2021年10月、メルセデス-AMGが現行SLを発表した。それまでのメルセデスベンツのSLとは違って、AMGが開発し、AMGの工場で生産され、メルセデス-AMGのブランドで販売されている。
これはSLが70年前のルーツに、あらためて立ち返る施策だ。1952年にデビューした300SLはレースで数々の伝説を残した不朽の名作。しかし63年の2代目以降、SLはレースの世界とは距離を置き、パワフルだがエレガントなコンバーチブルとして進化してきた。
そんな歴史のネジを巻き戻し、メルセデスのモータースポーツを司るAMGが手掛けたのが現行SLである。それは「SLらしさ」の原点回帰として理解できるが、AMGの最強クーペであり、レースでも活躍するAMG GTはどうなるのか? そのDNAのルーツも300SLにあるわけで・・。
現行SLの発表当時から、関係者は「次世代AMG GTがSLと統合される」ことを隠していなかった。果たして昨年8月に米国ペブルビーチで発表され、日本では4月2日にデビューしたAMGの新型GTクーペは、基本的には現行SLの兄弟車と言えるクルマだ。

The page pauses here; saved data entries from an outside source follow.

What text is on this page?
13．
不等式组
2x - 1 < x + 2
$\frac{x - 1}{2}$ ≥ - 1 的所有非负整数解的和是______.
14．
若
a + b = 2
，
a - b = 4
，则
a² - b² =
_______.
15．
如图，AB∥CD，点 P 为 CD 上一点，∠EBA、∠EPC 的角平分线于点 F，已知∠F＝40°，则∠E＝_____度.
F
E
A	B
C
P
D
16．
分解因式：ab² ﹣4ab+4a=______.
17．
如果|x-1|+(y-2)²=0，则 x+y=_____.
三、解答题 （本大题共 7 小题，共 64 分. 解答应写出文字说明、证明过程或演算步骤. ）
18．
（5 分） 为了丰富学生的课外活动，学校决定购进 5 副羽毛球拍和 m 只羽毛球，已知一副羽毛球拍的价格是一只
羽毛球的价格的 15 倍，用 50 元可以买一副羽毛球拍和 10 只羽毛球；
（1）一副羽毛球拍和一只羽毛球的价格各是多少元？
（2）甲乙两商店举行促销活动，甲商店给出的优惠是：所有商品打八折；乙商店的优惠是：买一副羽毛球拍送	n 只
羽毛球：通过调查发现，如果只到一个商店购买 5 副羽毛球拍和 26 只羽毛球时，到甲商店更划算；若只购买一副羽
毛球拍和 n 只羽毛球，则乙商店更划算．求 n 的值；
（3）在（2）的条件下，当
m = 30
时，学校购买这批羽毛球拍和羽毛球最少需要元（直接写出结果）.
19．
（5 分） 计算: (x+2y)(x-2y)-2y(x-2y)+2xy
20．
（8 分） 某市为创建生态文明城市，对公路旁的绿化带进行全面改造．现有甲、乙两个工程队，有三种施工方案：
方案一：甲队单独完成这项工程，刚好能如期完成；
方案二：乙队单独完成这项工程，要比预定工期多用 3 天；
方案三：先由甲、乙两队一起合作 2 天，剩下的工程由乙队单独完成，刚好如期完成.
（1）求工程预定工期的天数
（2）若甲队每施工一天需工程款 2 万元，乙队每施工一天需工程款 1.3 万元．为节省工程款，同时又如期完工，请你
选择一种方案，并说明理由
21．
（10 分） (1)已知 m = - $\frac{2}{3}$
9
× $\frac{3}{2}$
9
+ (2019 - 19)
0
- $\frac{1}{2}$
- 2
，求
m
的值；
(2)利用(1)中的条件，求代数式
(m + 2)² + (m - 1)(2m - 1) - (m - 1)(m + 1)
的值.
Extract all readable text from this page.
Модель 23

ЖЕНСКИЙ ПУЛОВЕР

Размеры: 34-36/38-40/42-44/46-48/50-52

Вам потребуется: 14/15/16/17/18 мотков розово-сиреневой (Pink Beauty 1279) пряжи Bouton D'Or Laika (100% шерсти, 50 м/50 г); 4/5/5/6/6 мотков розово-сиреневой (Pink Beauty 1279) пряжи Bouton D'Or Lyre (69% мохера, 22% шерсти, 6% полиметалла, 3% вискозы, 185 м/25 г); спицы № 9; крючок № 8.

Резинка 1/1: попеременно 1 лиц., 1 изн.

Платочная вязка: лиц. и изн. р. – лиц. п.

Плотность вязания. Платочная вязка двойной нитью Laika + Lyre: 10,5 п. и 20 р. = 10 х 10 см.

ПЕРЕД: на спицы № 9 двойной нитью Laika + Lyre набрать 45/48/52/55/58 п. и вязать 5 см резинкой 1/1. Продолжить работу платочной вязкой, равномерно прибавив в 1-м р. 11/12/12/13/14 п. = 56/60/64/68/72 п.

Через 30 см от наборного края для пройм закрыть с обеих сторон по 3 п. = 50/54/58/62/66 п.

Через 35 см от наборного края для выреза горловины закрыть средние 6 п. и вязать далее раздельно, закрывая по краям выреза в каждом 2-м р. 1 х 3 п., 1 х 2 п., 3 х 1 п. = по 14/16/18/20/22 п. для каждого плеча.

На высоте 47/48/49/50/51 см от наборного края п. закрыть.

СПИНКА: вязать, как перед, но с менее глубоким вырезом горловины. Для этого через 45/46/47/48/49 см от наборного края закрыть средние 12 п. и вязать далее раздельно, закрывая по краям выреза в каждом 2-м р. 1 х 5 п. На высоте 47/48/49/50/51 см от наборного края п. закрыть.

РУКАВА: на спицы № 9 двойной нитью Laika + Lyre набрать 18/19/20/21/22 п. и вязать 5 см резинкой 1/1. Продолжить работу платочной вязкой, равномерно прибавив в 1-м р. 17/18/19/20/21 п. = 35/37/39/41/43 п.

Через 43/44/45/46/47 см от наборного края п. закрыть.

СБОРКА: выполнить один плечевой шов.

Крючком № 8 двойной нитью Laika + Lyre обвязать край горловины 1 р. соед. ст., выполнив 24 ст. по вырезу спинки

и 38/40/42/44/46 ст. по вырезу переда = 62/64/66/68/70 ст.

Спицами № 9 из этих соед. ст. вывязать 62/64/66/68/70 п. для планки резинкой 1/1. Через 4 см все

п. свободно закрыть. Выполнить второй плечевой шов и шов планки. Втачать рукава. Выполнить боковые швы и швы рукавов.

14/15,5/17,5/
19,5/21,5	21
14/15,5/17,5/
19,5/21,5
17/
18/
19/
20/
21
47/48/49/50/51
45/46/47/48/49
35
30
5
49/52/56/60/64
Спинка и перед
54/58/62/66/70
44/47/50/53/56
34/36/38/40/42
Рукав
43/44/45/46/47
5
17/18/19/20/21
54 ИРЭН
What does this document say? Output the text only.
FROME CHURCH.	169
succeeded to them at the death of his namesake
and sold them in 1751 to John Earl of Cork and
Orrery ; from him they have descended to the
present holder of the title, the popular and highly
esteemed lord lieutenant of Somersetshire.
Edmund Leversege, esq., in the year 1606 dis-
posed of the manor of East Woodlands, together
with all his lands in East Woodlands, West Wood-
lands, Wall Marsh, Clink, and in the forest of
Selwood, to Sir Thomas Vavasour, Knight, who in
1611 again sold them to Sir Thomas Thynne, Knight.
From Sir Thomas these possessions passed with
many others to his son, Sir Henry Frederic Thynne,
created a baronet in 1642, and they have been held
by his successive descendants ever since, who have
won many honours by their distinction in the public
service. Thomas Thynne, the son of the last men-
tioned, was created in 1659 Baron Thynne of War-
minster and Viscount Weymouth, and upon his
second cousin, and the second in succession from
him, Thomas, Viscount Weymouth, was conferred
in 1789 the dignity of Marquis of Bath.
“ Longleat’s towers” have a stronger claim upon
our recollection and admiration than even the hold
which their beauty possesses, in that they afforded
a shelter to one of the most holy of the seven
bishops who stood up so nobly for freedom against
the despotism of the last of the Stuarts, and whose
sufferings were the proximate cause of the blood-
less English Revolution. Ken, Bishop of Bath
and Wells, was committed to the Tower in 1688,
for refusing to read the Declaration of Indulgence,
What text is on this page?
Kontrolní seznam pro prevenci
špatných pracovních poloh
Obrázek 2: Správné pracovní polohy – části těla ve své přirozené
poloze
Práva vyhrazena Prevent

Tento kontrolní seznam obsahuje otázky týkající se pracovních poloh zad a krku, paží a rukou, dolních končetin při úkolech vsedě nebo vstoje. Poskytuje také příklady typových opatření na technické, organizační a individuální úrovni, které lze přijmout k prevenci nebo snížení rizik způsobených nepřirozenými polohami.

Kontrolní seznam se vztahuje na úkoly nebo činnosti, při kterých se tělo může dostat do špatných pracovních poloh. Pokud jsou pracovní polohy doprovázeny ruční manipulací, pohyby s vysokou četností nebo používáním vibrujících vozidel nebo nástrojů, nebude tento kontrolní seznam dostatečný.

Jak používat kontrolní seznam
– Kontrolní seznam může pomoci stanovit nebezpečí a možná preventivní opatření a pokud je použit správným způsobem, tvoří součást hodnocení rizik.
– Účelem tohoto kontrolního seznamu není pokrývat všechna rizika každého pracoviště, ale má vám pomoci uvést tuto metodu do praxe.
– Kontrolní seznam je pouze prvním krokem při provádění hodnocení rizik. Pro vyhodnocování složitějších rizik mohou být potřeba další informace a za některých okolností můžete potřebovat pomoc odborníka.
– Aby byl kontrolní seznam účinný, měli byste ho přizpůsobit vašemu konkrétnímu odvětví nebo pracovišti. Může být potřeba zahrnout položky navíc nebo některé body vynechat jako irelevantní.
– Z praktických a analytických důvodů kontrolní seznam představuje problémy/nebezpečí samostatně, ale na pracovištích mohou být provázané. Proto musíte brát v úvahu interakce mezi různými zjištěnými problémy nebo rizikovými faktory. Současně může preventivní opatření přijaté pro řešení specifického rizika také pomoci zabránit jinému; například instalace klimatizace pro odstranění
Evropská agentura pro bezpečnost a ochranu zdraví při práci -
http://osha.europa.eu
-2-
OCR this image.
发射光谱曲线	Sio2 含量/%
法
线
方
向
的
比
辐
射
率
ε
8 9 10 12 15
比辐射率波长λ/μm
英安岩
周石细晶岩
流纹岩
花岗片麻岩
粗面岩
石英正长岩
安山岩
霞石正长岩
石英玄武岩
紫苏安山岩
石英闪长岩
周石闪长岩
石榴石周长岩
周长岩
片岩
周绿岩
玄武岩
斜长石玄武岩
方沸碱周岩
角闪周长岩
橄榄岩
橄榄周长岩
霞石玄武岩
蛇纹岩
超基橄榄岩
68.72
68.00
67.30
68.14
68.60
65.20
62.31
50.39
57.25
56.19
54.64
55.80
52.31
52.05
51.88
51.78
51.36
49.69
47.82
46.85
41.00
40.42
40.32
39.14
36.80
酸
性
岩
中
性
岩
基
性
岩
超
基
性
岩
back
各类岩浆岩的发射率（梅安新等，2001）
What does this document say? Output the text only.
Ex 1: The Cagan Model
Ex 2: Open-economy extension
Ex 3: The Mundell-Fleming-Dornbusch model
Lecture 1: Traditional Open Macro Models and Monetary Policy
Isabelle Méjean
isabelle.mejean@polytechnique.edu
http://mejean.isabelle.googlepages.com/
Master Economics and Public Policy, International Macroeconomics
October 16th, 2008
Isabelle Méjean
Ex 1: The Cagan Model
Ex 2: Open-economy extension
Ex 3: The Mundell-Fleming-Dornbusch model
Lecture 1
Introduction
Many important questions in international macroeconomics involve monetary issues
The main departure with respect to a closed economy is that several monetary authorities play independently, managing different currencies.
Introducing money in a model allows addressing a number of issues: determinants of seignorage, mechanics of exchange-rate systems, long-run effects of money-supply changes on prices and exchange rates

AMG専用のプラットフォームを共有し、同じくAMG専用のエンジン/トランスミッションも共通。メルセデス-AMG本社の英文広報資料を読み比べると、SLからGTクーペにコピペされた部分が少なくない。それほど両車は近い存在なのである。
ユーザー要望に応えた2+2シーターのレイアウト
SLとGTクーペに共通する大きな特徴のひとつが、2+2シーターのパッケージになったことだ。
SLの長い歴史のなかで、後席を設けたのはこれが初めて。ただし後席に座れるのは、身長150cm以下という制限がある。現実的には手荷物をそこに置いたり、休憩時にバックレストをリクライニングさせたりするための後席スペースと考えるべきかもしれない。その利便性・快適性も重要だ。
新型GTクーペでは後席はオプション。こちらも150cm制限だが、それを備えると、バックレストを倒して荷物スペースを321リットルから675リットルに拡大できる。2シーターだった従来のAMG GTに対して実用性が格段に進化したし、240リットル(幌格納時は213リットル)のSLとの差別化ポイントにもなるだろう。
高性能スポーツカーにそんな実用性が必要かと思う人もいるだろうが、メルセデス・ベンツ日本の上野金太郎社長は発表会で「お客様のニーズがある。それに応えたまで」と語っていた。
モダンになったプロポーション
2+2パッケージの採用にともなって、どちらもホイールベースが2700mmに延びた。SLは先代+115mm、GTクーペは従来のGTに対して+70mmだ。しかしその程度の延長で、いくら身長150cm制限とはいえ、後席空間を確保することはできない。そこでとくにGTクーペはプロポーションが大きく変えた。
従来のGTは大胆なまでにAピラーの根元を後ろに引いた上で、その傾斜を立て気味にして居住性や視界を確保していた。古典的なFRスポーツのプロポーションだが、現代では他にない強烈な個性。スーパーGTなどのレースで走る姿を見ても、ひときわ個性際立つ存在だった。
そんな従来型に比べて新しいGTクーペは、依然としてボンネットは長いとはいえ、Aピラーの根元がかなり前進したし、その傾斜も寝た。SLは後席の背後に幌の格納スペースがあるので、パッケージングがより難しい。SLで前後席のレイアウトを決め、Aピラーの位置や傾斜も定めて、それをGTクーペに適用したと考えるのが妥当だろう。
その結果、GTクーペのプロポーションがモダナイズされた。しかしモダンになって存在感が薄れるほど、ヤワな個性ではない。市場でもサーキットでもライバルのポルシェ911は、こちらも2+2のファストバッククーペだが、プロポーションの違いは明らか。911はリヤエンジンだから、Aピラーがもっと前にある。
もうひとつ従来型とのプロポーションの違いを示す目印が、ドア開口線から後輪ホイールアーチまでの距離だ。前席が前に寄ったので、そこが延びた。その寸法を利用して、SLよりもリヤフェンダーの張り出しを強めることができたというのも大事なポイントだろう。
GTクーペはSLよりリヤトレッドを60mm前後も広げ(グレードにより異なる)、ワンサイズ太いタイヤを履き、全幅は70mm広い。ドアは共通だから、そこから後ろに寸法がなければこんな拡幅は実現しなかったはず。プロポーションをモダナイズしたおかげで、SLの兄弟車でありながらGTクーペは独自の個性を打ち出すことができたのだ。